Unsupervised
Learning
Agenda
● What is unsupervised Learning?
● Clustering Techniques
● Hierarchical Clustering
● K Means Clustering
Unsupervised Learning
● Unsupervised learning is a type of machine learning in which models are
trained using unlabeled dataset and are allowed to act on that data without
any supervision
● These algorithms discover hidden patterns or data groupings without the
need for human intervention
● Unsupervised learning models are utilized for three main tasks—clustering,
association, and dimensionality reduction
● Its ability to discover similarities and differences in information make it the
ideal solution for exploratory data analysis, cross-selling strategies, customer
segmentation, and image recognition
Clustering Technique
● Grouping unlabeled examples is called clustering
● Clustering is the task of dividing the population or data points into a number
of groups such that data points in the same groups are more similar to other
data points in the same group than those in other groups.
● Hard Clustering
○ Each data point either belongs to a cluster completely or not
● Soft Clustering
○ Instead of putting each data point into a separate cluster, a probability or likelihood
of that data point to be in those clusters is assigned
Hierarchical Clustering
● We develop the hierarchy of clusters in the form of a tree, and this tree-shaped structure is
known as the dendrogram
● The dendrogram is a tree-like structure that is mainly used to store each step as a memory
that the HC algorithm performs
● The hierarchical clustering technique has two approaches:
○ Agglomerative is a bottom-up approach, in which the algorithm starts with taking all data points as
single clusters and merging them until one cluster is left.
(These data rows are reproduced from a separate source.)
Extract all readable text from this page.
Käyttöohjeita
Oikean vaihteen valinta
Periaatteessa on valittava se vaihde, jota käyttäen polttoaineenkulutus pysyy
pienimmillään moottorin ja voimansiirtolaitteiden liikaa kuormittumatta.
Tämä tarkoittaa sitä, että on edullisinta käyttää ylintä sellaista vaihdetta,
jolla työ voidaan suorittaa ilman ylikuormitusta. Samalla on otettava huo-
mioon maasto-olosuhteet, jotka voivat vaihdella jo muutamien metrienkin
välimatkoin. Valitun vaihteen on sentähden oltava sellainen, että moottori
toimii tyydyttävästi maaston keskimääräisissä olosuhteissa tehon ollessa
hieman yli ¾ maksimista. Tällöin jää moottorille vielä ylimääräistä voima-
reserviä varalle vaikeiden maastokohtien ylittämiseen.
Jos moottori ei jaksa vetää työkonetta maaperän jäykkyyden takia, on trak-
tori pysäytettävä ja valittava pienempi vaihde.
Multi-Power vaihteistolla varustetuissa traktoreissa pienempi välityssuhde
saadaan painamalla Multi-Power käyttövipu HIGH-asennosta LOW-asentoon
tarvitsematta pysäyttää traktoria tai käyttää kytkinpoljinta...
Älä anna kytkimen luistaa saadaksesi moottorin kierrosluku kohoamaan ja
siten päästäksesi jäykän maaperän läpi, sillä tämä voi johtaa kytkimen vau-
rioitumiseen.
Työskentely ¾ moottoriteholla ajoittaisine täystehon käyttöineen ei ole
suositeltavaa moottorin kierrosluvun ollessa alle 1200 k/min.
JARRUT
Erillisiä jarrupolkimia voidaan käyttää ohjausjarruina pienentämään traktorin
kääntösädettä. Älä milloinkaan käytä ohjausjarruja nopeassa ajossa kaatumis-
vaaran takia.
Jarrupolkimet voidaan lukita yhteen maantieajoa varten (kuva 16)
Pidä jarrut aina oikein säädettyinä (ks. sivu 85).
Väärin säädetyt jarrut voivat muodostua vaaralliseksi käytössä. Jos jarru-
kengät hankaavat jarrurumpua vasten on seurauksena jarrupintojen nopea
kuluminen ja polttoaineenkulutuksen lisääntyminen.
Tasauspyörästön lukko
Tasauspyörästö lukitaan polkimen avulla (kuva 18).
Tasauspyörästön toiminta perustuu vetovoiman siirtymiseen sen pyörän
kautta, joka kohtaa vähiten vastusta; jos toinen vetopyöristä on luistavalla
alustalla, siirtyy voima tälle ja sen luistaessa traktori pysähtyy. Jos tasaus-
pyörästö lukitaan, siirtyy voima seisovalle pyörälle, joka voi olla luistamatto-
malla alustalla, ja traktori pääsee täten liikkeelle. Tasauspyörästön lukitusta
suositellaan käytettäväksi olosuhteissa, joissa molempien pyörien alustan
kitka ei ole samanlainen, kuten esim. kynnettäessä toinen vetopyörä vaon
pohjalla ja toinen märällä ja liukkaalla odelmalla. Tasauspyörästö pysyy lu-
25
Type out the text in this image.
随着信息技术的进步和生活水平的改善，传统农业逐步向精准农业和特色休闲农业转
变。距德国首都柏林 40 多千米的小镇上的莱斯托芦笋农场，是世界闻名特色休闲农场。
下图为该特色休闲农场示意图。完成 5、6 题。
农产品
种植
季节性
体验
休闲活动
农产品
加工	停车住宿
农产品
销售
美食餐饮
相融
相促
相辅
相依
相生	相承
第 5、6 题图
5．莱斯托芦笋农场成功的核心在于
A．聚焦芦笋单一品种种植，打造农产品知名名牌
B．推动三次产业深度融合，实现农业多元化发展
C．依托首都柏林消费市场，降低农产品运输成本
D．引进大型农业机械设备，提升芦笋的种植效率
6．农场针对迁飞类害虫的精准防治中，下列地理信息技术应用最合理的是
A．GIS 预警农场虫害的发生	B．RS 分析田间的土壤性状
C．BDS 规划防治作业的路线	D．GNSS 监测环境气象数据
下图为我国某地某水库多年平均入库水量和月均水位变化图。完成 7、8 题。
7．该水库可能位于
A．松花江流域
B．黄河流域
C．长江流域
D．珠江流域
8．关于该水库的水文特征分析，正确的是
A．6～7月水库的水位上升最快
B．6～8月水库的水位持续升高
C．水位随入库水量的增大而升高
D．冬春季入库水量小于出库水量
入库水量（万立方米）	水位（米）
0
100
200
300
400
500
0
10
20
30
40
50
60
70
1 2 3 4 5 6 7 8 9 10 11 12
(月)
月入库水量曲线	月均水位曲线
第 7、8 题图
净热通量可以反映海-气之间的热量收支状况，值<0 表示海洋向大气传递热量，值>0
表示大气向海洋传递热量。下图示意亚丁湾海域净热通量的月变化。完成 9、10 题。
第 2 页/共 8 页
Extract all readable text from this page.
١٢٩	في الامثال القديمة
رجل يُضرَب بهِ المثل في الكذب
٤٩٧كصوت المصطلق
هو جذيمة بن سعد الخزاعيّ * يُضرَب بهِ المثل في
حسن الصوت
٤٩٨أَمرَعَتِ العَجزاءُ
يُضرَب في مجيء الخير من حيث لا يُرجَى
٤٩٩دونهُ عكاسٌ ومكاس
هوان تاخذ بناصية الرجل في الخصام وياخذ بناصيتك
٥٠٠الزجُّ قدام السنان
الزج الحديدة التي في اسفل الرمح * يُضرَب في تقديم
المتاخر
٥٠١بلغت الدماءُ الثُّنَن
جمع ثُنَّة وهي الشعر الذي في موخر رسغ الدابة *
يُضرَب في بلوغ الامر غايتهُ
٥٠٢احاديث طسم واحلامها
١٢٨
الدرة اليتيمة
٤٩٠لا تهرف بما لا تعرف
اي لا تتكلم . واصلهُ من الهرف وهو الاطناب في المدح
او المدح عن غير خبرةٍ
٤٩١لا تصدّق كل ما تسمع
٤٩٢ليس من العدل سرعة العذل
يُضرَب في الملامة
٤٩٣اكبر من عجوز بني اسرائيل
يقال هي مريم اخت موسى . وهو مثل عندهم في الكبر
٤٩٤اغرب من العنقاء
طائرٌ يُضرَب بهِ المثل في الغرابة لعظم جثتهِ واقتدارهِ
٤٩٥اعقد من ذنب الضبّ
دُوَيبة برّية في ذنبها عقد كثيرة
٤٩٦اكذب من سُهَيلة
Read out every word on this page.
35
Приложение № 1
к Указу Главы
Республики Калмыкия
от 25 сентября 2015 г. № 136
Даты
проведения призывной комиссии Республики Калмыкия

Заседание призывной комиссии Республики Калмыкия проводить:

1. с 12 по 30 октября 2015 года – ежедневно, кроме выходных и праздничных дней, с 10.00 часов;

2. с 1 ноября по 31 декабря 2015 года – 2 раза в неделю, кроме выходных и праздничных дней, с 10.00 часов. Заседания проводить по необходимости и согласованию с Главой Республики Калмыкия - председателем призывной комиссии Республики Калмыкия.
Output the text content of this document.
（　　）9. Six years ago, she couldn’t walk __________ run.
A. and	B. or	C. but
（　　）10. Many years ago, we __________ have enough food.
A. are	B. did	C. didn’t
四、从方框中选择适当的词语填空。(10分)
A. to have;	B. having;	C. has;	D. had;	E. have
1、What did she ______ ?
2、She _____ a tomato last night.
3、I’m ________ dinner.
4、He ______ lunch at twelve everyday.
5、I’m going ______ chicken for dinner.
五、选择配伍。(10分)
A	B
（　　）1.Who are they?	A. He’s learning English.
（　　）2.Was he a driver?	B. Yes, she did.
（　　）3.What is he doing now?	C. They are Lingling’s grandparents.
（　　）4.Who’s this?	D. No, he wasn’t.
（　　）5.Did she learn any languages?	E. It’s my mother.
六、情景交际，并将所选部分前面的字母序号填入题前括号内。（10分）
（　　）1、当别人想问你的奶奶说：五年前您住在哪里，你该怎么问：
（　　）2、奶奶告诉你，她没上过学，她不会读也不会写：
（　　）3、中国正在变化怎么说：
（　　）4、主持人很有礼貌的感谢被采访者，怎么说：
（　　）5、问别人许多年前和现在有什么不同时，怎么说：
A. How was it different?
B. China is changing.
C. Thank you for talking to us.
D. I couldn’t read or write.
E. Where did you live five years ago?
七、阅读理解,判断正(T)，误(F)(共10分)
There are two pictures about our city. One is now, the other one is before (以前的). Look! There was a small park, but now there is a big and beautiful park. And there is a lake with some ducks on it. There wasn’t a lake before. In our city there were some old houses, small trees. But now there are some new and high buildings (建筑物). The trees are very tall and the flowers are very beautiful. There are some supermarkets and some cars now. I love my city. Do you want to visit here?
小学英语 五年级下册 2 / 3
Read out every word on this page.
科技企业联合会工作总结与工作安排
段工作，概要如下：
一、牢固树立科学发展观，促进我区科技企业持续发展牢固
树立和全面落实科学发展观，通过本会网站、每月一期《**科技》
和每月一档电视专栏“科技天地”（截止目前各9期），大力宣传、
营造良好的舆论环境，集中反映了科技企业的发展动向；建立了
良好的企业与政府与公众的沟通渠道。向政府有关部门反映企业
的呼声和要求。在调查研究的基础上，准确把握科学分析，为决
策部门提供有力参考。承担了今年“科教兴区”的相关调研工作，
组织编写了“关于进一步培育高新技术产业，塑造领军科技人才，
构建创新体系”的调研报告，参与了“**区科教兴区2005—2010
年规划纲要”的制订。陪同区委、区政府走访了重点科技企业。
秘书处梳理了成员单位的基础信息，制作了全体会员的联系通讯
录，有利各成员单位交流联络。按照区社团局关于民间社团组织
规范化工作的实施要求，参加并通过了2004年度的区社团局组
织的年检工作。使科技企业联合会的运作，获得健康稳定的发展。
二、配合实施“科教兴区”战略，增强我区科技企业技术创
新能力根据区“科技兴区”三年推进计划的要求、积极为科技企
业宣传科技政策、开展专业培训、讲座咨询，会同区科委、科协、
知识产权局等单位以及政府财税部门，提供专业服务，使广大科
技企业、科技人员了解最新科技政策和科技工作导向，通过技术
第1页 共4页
○ Divisive algorithm is the reverse of the agglomerative algorithm as it is a top-down approach
● Linkage Criteria:
○ Single Linkage: It is the Shortest Distance between the closest points of the clusters
○ Complete Linkage: It is the farthest distance between the two points of two different clusters. It is one
of the popular linkage methods as it forms tighter clusters than single-linkage
○ Average Linkage: It is the linkage method in which the distance between each pair of datasets is
added up and then divided by the total number of datasets to calculate the average distance between
two clusters.
○ Centroid Linkage: It is the linkage method in which the distance between the centroid of the clusters is
calculated
K Means Clustering
● It is an iterative algorithm that divides the unlabeled dataset into k different
clusters in such a way that each dataset belongs only one group that has
similar properties
● It is a centroid-based algorithm, where each cluster is associated with a
centroid. The main aim of this algorithm is to minimize the sum of distances
between the data point and their corresponding clusters
● Cluster centers are initialized randomly, so you might need to try repeatedly
to get best possible clusters
● How to get best / optimum numbers of clusters:
○ Plots a curve between calculated WCSS (Within Cluster Sum of Squares) values and
the number of clusters K
○ The sharp point of bend or a point of the plot looks like an arm, then that point is
considered as the best value of K